A top aide to President Trump told reporters Aug 15 that the administration plans to first pursue a tax reform plan in Congress this autumn,
then turn to the long-promised infrastructure investment plan.
Gary Cohn, director of the president's National Economic Council, said the infrastructure plan would "come on the heels" of a tax overhaul, Politico reported. "We hope it's this year," he added.
While the president and others in the administration at times this year said they were close to introducing a project investment proposal for Congress to consider, the administration has so far offered only a few details and Congress has found its agenda clogged after numerous attempts to pass health care legislation.
Cohn's remarks to reporters, made at New York's Trump Tower where the president held a press conference after signing an executive order to speed environmental reviews and permitting for planned projects, indicated that the infrastructure plan might be pushed into 2018.
According to Politico, Cohn also said: "We need to get taxes done between now and Thanksgiving. We need to get infrastructure going. As soon [as] tax comes out of the House and goes to the Senate, we'll put infrastructure in the House."
During the press conference, Trump was asked why he thinks he can get an infrastructure bill through Congress. "Infrastructure is something that I think we'll have bipartisan support on," Trump said. "I actually think Democrats will go along with the infrastructure."

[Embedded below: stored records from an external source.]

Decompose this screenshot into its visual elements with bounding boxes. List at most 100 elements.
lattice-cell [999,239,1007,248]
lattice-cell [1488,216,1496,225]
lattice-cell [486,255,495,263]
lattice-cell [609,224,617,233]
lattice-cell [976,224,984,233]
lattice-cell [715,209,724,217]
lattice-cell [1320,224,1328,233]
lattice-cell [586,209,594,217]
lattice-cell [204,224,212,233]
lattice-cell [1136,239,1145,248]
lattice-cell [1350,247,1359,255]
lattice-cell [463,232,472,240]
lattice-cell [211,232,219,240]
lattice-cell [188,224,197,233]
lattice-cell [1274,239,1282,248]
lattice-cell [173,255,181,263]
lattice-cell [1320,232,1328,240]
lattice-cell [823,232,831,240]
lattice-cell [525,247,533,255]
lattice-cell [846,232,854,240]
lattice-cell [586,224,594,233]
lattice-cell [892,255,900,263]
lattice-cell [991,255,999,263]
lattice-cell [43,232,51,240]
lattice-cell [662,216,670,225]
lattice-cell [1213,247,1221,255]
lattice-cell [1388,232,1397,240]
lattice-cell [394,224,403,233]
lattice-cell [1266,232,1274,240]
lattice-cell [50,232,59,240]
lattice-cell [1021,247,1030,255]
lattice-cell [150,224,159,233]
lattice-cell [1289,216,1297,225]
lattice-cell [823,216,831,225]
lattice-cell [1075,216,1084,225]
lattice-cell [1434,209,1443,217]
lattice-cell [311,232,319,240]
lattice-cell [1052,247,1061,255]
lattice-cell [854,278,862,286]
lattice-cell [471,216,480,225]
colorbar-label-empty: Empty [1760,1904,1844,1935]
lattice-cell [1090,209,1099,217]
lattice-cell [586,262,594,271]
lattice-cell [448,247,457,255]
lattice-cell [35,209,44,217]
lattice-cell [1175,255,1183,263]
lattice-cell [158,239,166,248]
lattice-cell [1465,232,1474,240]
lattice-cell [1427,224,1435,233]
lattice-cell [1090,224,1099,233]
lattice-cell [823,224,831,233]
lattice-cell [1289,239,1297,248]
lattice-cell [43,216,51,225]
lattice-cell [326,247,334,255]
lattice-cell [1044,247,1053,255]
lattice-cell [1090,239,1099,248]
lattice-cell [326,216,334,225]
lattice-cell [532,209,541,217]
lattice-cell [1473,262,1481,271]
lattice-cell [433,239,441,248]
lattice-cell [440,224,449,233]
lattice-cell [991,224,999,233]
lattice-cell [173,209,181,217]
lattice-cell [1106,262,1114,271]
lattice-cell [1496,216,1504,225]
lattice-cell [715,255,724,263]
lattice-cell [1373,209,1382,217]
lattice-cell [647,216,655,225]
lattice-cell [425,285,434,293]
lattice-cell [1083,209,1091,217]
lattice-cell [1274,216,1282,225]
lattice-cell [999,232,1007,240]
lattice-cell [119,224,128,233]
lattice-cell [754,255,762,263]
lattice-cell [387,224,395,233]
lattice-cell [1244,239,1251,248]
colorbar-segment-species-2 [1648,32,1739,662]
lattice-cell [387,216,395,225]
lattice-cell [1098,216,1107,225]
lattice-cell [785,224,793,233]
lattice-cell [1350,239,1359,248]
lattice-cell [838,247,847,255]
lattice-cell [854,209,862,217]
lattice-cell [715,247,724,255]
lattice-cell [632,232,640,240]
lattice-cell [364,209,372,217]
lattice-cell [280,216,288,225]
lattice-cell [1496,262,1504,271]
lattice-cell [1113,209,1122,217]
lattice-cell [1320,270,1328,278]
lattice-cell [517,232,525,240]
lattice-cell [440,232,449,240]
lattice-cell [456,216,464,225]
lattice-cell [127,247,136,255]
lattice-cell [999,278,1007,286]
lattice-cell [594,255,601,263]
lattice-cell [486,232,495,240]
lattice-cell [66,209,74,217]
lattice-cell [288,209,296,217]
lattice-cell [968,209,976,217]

State departments of transportation, transit agencies and other industry stakeholder groups have hoped over the past year that the new president would push an investment plan to help shrink a large backlog of projects that could increase mobility and improve travel safety for people and freight shipments.
Trump promised during his campaign to deliver $1 trillion of new project investment over 10 years, but in his proposed budget altered that to $200 billion in direct funding over a decade with a goal of using that federal money to leverage an additional $800 billion in local and private funding.
Meanwhile, the president also proposed cutting or eliminating various aspects of federal transportation funding – including the USDOT's popular TIGER infrastructure grants, new capital grants for major transit projects and Essential Air Service subsidies that help provide commercial air travel to and from rural airports.
Congress has yet to finalize the USDOT budget for the coming year, along with funding for most government agencies, and once lawmakers are back next month from their summer recess they will have only a few weeks to pass a budget before the next fiscal year starts on Oct. 1.
Congress must also complete work on a bill renewing authorization of the Federal Aviation Administration, or pass another temporary extension.
So it is not clear whether or by how much Congress may trim transportation spending for the coming year, and which programs it will maintain or cut, while the timing as well as details of the president's expected infrastructure investment plan remain uncertain.
If Congress is unable to agree on a fiscal 2018 government funding package by Oct. 1, lawmakers could avoid a shutdown of agency programs by extending current-year funding – as they did in 2016 – until such time as they complete a full-year spending measure.
However, such an outcome would also delay scheduled 2018 funding increases for highway and transit programs under a five-year surface transportation law, preventing state DOTs and transit agencies from using the additional money until Congress completes a budget bill.